The Confessions of an Extrovert

I’m an extrovert. Anyone that’s know me for any length of time knows that about me. I love to talk, to laugh, to make sure that everyone feels connected and a part.

I love to work a room. Some folks pick at me for “brown nosing” or “politicking” but I really do love to shake hands, tell stories, and meet folks. As an extrovert, that energizes me and empowers me.

But you know what?  I’m jealous of introverts sometimes.

I know a lot of people. And a lot of people know me.  I’m good with that.  But, from what I hear of my introvert friends, they don’t have a lot of friends, they have a few very close friends. Dear friends that they know that are there, through thick and thin.

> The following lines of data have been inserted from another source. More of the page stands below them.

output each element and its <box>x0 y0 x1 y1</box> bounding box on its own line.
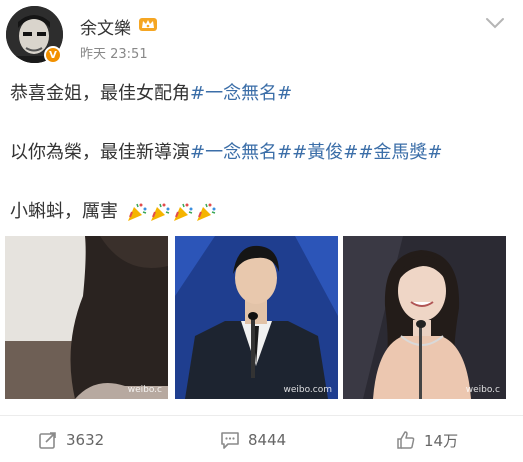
footer-divider <box>0 415 523 416</box>
comment-count: 8444 <box>248 431 287 449</box>
comment-button[interactable]: 8444 <box>220 428 286 452</box>
emoji-row <box>126 201 217 223</box>
like-count: 14万 <box>424 431 459 450</box>
post-text: 恭喜金姐，最佳女配角 <box>10 83 190 104</box>
post-line-1: 恭喜金姐，最佳女配角#一念無名# <box>10 82 292 106</box>
party-popper-icon <box>196 203 216 221</box>
post-timestamp[interactable]: 昨天 23:51 <box>80 43 148 62</box>
post-text: 小蝌蚪，厲害 <box>10 201 118 222</box>
party-popper-icon <box>150 203 170 221</box>
photo-woman-smiling[interactable]: weibo.c <box>343 236 506 399</box>
party-popper-icon <box>173 203 193 221</box>
photo-man-podium[interactable]: weibo.com <box>175 236 338 399</box>
post-line-2: 以你為榮，最佳新導演#一念無名##黃俊##金馬獎# <box>10 141 443 165</box>
hashtag-link[interactable]: #一念無名# <box>190 83 292 104</box>
photo-man-podium-image <box>175 236 338 399</box>
photo-woman-smiling-image <box>343 236 506 399</box>
username[interactable]: 余文樂 <box>80 14 131 39</box>
party-popper-icon <box>127 203 147 221</box>
member-crown-icon[interactable] <box>138 14 158 34</box>
repost-count: 3632 <box>66 431 105 449</box>
photo-woman-back-image <box>5 236 168 399</box>
watermark: weibo.c <box>127 385 162 395</box>
verified-badge-icon: V <box>44 46 62 64</box>
post-text: 以你為榮，最佳新導演 <box>10 142 190 163</box>
thumbs-up-icon <box>397 431 415 449</box>
repost-button[interactable]: 3632 <box>38 428 104 452</box>
post-line-3: 小蝌蚪，厲害 <box>10 200 217 224</box>
repost-icon <box>39 432 56 449</box>
watermark: weibo.com <box>283 385 332 395</box>
weibo-post: V 余文樂 昨天 23:51 恭喜金姐，最佳女配角#一念無名# 以你為榮，最佳新… <box>0 0 523 462</box>
hashtag-link[interactable]: #一念無名##黃俊##金馬獎# <box>190 142 443 163</box>
chevron-down-icon[interactable] <box>485 16 505 30</box>
like-button[interactable]: 14万 <box>396 428 458 452</box>
photo-woman-back[interactable]: weibo.c <box>5 236 168 399</box>
watermark: weibo.c <box>465 385 500 395</box>
comment-icon <box>221 432 239 449</box>
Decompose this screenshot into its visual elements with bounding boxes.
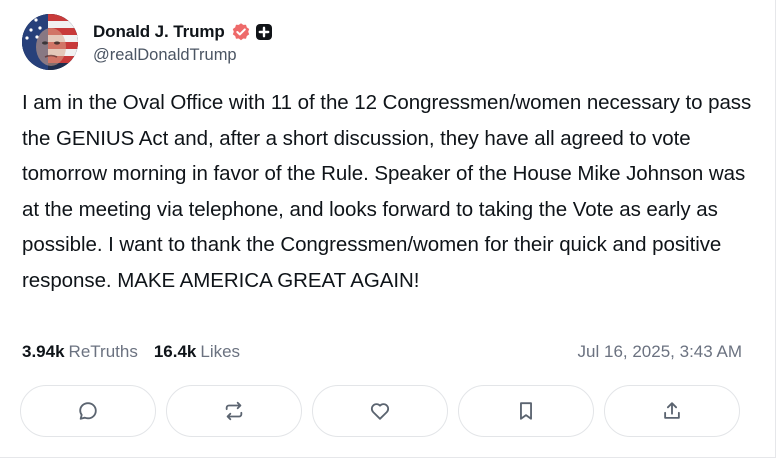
avatar[interactable] bbox=[22, 14, 78, 70]
retruth-button[interactable] bbox=[166, 385, 302, 437]
avatar-image bbox=[22, 14, 78, 70]
share-button[interactable] bbox=[604, 385, 740, 437]
like-icon bbox=[370, 403, 390, 420]
verified-badge-icon bbox=[231, 22, 251, 42]
retruths-count: 3.94k bbox=[22, 342, 65, 361]
retruths-stat[interactable]: 3.94k ReTruths bbox=[22, 342, 138, 362]
author-display-name[interactable]: Donald J. Trump bbox=[93, 22, 225, 42]
post-body-text: I am in the Oval Office with 11 of the 1… bbox=[22, 91, 752, 292]
likes-label: Likes bbox=[200, 342, 241, 361]
like-button[interactable] bbox=[312, 385, 448, 437]
reply-button[interactable] bbox=[20, 385, 156, 437]
author-names: Donald J. Trump @realDonaldTrump bbox=[93, 21, 273, 65]
post-header: Donald J. Trump @realDonaldTrump bbox=[22, 14, 273, 70]
bookmark-icon bbox=[520, 402, 532, 420]
likes-stat[interactable]: 16.4k Likes bbox=[154, 342, 240, 362]
reply-icon bbox=[79, 402, 97, 420]
bookmark-button[interactable] bbox=[458, 385, 594, 437]
post-card: Donald J. Trump @realDonaldTrump I am in… bbox=[0, 0, 776, 458]
share-icon bbox=[664, 402, 680, 419]
retruth-icon bbox=[225, 401, 243, 421]
plus-badge-icon bbox=[255, 23, 273, 41]
likes-count: 16.4k bbox=[153, 342, 197, 361]
post-timestamp[interactable]: Jul 16, 2025, 3:43 AM bbox=[578, 342, 742, 362]
retruths-label: ReTruths bbox=[68, 342, 138, 361]
post-meta: 3.94k ReTruths 16.4k Likes Jul 16, 2025,… bbox=[22, 340, 742, 364]
name-row: Donald J. Trump bbox=[93, 21, 273, 43]
action-bar bbox=[20, 385, 740, 437]
author-handle[interactable]: @realDonaldTrump bbox=[93, 46, 273, 65]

And, you know what?  I’m jealous of that.  Part of it is being a preacher, no one is really friends with the preacher.  At Asbury, I’m lucky, I have some good friends, but even there, I’m pretty sure they don’t want me around all the time.

And at Annual Conference, I look around, slap a lot back, shake a lot of hands, have a lot of friends, but in the end, I ate lunch by myself today.

Mind you, I’m not complaining.  I’m not upset.  I’m just observing my life. And, frankly, it’s always been like that, except for a few years in college.

Now, a good bit of it is my fault.  I don’t make enough effort.  I don’t put in the time. I get too busy.  I am always moving, going, doing, and not spending that quality time with people. And maybe as an only child, I never learned that skill.

I don’t know. It’s just odd.

So, anyway, I love my life. I love my family.  I LOVE my wife (who is my best friend).  And I love my calling. And I love my friends.  And I love my personality. I think it makes me a more effective pastor and leader.

But, I will confess. There are times when I’m jealous of my introvert friends.